In their timely Review, Tobian and colleagues1 have advanced our understanding of the pros and cons of existing and emerging circumcision techniques (Voluntary medical male circumcision in resource-constrained settings. Nat. Rev. Urol. 12, 661–670 (2015)). The inadequacy of our current circumcision methods is a major reason why we will not meet the WHO's goal of 20 million circumcisions to prevent HIV transmission in 14 high-priority countries by 2016.

Table 1 of their paper shows a comparison of voluntary medical male circumcision (VMMC) techniques, but unfortunately contains several errors regarding the Unicirc® (Unicirc, South Africa) instrument. As stated in the text, Unicirc® functions similarly to the Gomco® (Allied Healthcare Products, USA) clamp, which is currently used to circumcise around 2 million newborn babies per year in the USA. In adults, the fused excision site is sealed with cyanoacrylate tissue adhesive and the procedure is complete. The table, however, indicates that Unicirc® requires a follow-up visit. This is incorrect, as is clearly indicated by the title of our recent study “No-Needle, Single-Visit Adult Male Circumcision with Unicirc: A Multi-Centre Field Trial” (Ref. 2).
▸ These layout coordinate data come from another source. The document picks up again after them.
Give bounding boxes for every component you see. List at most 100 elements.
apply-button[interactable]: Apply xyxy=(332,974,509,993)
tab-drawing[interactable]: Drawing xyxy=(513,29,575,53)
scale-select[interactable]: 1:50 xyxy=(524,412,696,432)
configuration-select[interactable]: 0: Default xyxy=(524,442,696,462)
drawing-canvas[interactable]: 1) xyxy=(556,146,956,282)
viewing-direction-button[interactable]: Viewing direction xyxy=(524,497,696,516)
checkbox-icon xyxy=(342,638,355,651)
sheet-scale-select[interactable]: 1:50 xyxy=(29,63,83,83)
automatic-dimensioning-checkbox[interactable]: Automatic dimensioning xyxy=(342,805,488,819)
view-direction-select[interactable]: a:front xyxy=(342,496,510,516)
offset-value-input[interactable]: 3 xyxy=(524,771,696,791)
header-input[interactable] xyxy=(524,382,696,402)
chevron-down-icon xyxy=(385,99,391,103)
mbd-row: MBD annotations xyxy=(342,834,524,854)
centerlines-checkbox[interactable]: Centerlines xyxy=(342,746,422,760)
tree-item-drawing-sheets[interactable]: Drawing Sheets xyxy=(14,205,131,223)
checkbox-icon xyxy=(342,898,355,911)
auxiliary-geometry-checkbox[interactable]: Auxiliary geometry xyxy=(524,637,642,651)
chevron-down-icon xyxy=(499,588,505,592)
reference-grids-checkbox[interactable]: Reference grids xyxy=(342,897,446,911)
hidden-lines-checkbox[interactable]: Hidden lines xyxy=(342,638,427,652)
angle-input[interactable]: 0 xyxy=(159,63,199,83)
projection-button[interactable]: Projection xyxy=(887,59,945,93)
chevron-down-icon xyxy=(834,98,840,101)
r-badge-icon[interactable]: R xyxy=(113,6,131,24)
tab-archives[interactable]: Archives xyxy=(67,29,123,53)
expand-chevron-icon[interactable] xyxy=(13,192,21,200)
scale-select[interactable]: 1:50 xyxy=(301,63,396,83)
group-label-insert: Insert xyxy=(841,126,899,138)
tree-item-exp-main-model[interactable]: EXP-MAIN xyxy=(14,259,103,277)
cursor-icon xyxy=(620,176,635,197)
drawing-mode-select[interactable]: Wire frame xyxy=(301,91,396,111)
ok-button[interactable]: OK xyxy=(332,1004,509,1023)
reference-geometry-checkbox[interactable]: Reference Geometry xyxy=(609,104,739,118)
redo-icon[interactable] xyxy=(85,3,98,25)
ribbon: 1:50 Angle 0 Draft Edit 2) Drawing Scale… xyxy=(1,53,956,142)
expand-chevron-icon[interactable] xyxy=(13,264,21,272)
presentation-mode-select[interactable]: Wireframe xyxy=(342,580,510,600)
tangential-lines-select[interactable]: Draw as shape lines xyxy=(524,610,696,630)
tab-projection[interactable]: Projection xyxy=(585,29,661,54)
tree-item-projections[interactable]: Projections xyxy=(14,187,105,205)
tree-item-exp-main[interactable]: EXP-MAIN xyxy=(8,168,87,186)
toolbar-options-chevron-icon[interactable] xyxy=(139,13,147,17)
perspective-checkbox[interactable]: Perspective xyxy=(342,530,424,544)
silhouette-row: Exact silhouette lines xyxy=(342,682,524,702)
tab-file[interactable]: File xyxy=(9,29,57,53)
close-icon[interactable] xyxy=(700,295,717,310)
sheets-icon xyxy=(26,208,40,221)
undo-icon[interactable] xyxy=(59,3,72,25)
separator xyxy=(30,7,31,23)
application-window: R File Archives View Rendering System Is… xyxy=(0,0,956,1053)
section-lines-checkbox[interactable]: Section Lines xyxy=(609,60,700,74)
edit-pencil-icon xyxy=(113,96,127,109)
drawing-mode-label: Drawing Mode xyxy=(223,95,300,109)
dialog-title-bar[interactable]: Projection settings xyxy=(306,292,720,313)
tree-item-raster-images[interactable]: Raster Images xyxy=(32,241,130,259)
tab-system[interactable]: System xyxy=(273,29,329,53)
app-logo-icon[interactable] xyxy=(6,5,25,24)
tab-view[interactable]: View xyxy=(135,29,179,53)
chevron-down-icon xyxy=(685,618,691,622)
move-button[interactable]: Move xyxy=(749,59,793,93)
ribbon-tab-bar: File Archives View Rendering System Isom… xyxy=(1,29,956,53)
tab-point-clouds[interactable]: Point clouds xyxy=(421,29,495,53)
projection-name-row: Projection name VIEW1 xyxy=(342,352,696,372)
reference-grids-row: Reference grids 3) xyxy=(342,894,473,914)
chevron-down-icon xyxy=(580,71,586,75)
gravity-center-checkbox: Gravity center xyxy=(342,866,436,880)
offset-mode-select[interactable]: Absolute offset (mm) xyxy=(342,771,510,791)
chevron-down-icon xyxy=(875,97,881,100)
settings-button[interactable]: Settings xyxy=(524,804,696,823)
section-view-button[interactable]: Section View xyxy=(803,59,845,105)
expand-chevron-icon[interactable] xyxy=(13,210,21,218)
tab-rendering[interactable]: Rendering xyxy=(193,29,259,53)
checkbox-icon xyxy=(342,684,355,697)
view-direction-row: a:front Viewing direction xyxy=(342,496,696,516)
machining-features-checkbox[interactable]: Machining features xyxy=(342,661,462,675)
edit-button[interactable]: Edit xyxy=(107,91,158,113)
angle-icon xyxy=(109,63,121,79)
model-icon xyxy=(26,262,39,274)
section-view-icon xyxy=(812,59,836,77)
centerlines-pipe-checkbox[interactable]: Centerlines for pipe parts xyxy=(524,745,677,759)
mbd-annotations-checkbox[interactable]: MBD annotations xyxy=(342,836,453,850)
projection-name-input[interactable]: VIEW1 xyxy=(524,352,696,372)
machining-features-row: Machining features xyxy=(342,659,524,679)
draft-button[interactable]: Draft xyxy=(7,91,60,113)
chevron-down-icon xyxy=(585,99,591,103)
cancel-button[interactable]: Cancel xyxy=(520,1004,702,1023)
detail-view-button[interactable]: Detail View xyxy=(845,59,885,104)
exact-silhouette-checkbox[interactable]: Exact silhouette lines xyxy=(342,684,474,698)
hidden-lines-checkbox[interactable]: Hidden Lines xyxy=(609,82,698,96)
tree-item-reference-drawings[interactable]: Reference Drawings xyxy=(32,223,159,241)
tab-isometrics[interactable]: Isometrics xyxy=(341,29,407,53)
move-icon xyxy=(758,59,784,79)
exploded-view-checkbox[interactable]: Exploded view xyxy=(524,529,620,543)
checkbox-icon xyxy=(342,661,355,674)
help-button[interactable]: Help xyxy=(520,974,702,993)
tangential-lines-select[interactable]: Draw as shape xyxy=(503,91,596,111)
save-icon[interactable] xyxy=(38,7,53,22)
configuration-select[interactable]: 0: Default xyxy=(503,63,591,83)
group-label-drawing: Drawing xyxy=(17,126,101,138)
In addition, Table 1 indicates that Unicirc® might not completely remove the foreskin. This is incorrect. The transparent bell of the Unicirc® protects the glans from inadvertent trauma, enables the surgeon to directly visualize the amount of foreskin removed and, therefore, enables complete removal of the prepuce. Furthermore, Table 1 indicates that Unicirc® is performed in an operating room but our recent study states that the circumcisions were performed in individual consultation rooms2. Although we have not yet conducted a study among community health workers, Unicirc®'s simplicity and the fact that there is never an open wound make the instrument ideal for nonsterile applications by community health workers. In addition, the time-savings, lack of need for a follow-up visit and no need for injection or surgical instruments (other than a scalpel) make Unicirc® more cost-effective than any other currently available VMMC technique. Thus, apart from “One size fits all”, Unicirc® meets all the criteria laid out by the authors; namely, it is safe; rapid and needs no follow-up visit; inexpensive; easy to learn by a single person; requires no injection of anaesthetic and is nearly painless; bloodless with no need for sutures; a clean rather than a sterile procedure; completely removes the foreskin; causes minimal disruption to the participant's life; heals quicker than surgical circumcision and has an excellent cosmetic result3,4.